There was a time when Harry Belafonte was one of the biggest, most revered, and important entertainers in America, and the world. There was no realm of entertainment he had not conquered, and from there he moved into the realm of political activism. He worked side-by-side with Dr. Martin Luther King, and was crucial in recruiting other entertainers in his many political causes. Remember the USA for Africa movement in the 1980s that helped battle famine and resulted in the mega-hit song “We are the World”? Yeah, well, Belafonte was one of the key driving forces in that whole thing. He also was an active and vocal participant in the protest to end apartheid in South Africa. Basically, in addition of dominating the charts and winning awards, Harry Belafonte spent much of his adult life on the front lines in the battles for human rights globally.
Susanne Rostock’s documentary Sing Your Song profiles the life and career of Harry Belafonte, both as an entertainer and as an activist. The result is a fascinating glimpse at an incredible life that is at times a bit too cursory and abbreviated, but nonetheless engaging an inspiring. Belafonte himself hosts and narrates the film, which gives it the personal, autobiographical feel of a memoir captures at 24 frames per second. Rostock and Belafonte start with his childhood, born into poverty in Harlem, New York, and then sent off to live with relatives in poverty in Jamaica. It was during his early adulthood, while working as a janitor in New York, that he discovered the world of theater, which forever set the course of his life from that point forward. Interestingly, parts Belafonte’s narrative is similar to his friend and contemporary, Sidney Poitier, who is one of the many famous faces that pop up throughout Sing Your Song.
Belafonte’s experiences as an entertainer gave him the opportunity to tour America at a time when segregation was still the law of the land in much of the country. This discrimination and inequality galvanized the young performer, transforming him into a human rights activist, which propelled him on to a completely different kind of stage. And this is where Sing Your Songis at its most interesting and compelling. Yes, Belafonte’s recollection of his life in show business is fascinating, but it is when that life intersected with the Civil Rights Movement that his life became something more profound than a bunch of hit records, stage performances, and television appearances. Ultimately, this documentary is as much about an entertainer as it is about America’s struggle with Civil Rights during the second half the twentieth century.
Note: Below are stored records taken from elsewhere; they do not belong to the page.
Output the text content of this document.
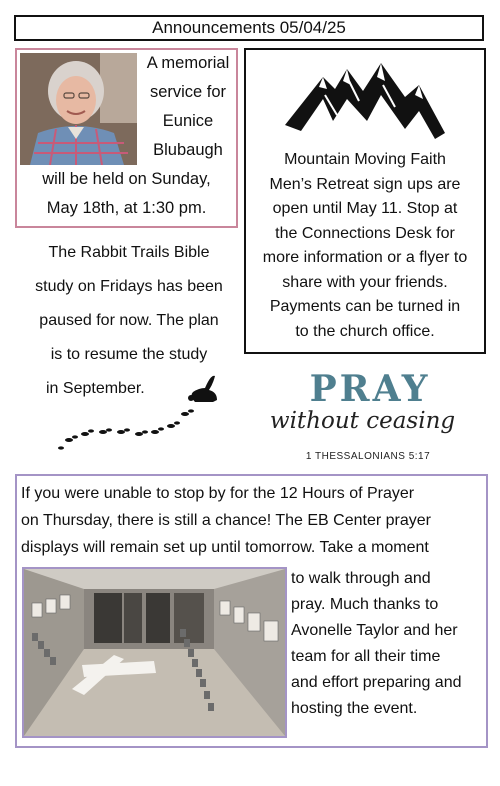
Announcements 05/04/25
A memorial
service for
Eunice
Blubaugh
will be held on Sunday,
May 18th, at 1:30 pm.
Mountain Moving Faith
Men’s Retreat sign ups are
open until May 11. Stop at
the Connections Desk for
more information or a flyer to
share with your friends.
Payments can be turned in
to the church office.
The Rabbit Trails Bible
study on Fridays has been
paused for now. The plan
is to resume the study
in September.	PRAY
without ceasing
1 THESSALONIANS 5:17
If you were unable to stop by for the 12 Hours of Prayer
on Thursday, there is still a chance! The EB Center prayer
displays will remain set up until tomorrow. Take a moment
to walk through and
pray. Much thanks to
Avonelle Taylor and her
team for all their time
and effort preparing and
hosting the event.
Sing Your Songis at its best when it explores Belafonte’s like as an activist, and as an activist/entertainer. Here is a man who was so popular that he was chosen to interview Senator John Kennedy on television, who marched side-by-side with Dr. King, and who helped bring other celebrities into the Civil Rights Movement. The late Charlton Heston, remembered for his later-in-life conservative ramblings and pro-gun proclamations, was a key player amongst white celebrities recruited by Belafonte, and one of the many people who show up in archival footage. For those not well versed in the history of entertainers-as-activists, seeing actors like Heston, Paul Newman, and Marlon Brando (a close friend and classmate of Belafonte) speaking out for Civil Rights may come as a surprise, but these were some of the famous faces lending credibility to a cause that was being viewed with uncertainty in some parts of America.
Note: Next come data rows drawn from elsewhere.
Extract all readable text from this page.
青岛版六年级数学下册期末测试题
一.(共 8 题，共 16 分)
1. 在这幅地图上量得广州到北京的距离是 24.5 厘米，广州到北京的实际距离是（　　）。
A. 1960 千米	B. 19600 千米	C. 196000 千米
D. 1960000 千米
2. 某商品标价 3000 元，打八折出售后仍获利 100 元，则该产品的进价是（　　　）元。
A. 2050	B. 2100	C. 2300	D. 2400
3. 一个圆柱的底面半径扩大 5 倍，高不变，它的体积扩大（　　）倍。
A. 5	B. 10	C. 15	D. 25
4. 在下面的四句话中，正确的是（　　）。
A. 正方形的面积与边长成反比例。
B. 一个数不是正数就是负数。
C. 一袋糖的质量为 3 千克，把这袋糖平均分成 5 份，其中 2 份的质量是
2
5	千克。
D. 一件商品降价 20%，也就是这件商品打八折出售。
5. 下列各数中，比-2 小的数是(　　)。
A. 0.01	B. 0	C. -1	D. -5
If there is any type of significant flaw to be found in Sing Your Song it is that at 104 minutes it runs too short, resulting in some aspects of Belafonte’s life and career to be covered with only the briefest of glimpses. There are so many incredible performances and pieces of archival footage that are only seen as quick snippets, that it is difficult to not come away wanting to see more of Belafonte as an entertainer in action. At the same time, the film is at its best when focusing on the man as an activist, which is where the greatest strengths of the documentary can be found. It would have been nice to have an extra half hour to an hour of both performances and deeper exploration of Belafonte’s political work, but what we are given works just fine. This is a great documentary that is as entertaining as it is enlightening.